With BRIC in place, Comrex released the ACCESS codec in 2006. ACCESS was distinguished from its competitors by the hand-held design of the portable unit. Due to this form factor, and to the variety of networks on which it could function, ACCESS did not require the stationary set-up of the codecs that preceded it.

BRIC technology was also used to develop the BRIC-Link. An IP codec, BRIC-Link was intended for use as an STL or in other point-to-point applications. Since its introduction in 2009, it has been used widely in both radio and television by many organizations, including the NBA.

In 2015, the BRIC-Link II, an updated version of the BRIC-Link, was introduced.

In 2023, Comrex introduced BRIC-Link III at the NAB 2022 show. BRIC-Link III has CrossLock VPN technology.

== LiveShot ==
In 2012, Comrex adapted BRIC technology to transport video as well as audio. The resulting product, named LiveShot, could send video and audio bidirectionally over IP networks (including Wi-Fi and 3G/4G), with less than 500 milliseconds of delay. Weighing only 3 pounds, LiveShot was designed for news crews and ENG reporters who needed lightweight equipment.

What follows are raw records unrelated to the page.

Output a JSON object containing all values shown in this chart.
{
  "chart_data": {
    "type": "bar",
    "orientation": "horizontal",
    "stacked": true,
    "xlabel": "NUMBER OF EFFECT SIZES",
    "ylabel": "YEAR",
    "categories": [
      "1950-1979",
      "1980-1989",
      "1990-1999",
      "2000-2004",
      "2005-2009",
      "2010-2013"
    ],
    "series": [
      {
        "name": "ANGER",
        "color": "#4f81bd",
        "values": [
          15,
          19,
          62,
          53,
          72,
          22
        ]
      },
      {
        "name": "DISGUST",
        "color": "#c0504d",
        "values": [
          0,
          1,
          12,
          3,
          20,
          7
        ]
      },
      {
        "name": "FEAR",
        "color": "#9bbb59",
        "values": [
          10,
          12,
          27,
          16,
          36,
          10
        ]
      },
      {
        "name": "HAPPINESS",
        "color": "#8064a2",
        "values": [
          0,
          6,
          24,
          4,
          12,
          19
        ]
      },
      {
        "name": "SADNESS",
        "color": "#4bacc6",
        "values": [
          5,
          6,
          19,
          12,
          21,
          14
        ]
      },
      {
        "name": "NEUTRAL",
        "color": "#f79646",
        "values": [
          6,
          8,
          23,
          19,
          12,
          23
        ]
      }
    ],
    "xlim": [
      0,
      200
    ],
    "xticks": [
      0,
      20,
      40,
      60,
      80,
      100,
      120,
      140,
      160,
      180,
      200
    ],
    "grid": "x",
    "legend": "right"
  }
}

In the years that followed, LiveShot was updated with CrossLock technology, a method of network bonding in which a VPN is established between the transmitting and receiving units. CrossLock greatly improved LiveShot's broadcasting reliability, especially over unstable IP networks. LiveShot's price-point, along with its versatility, have made it popular with small stations, educational organizations, and government facilities.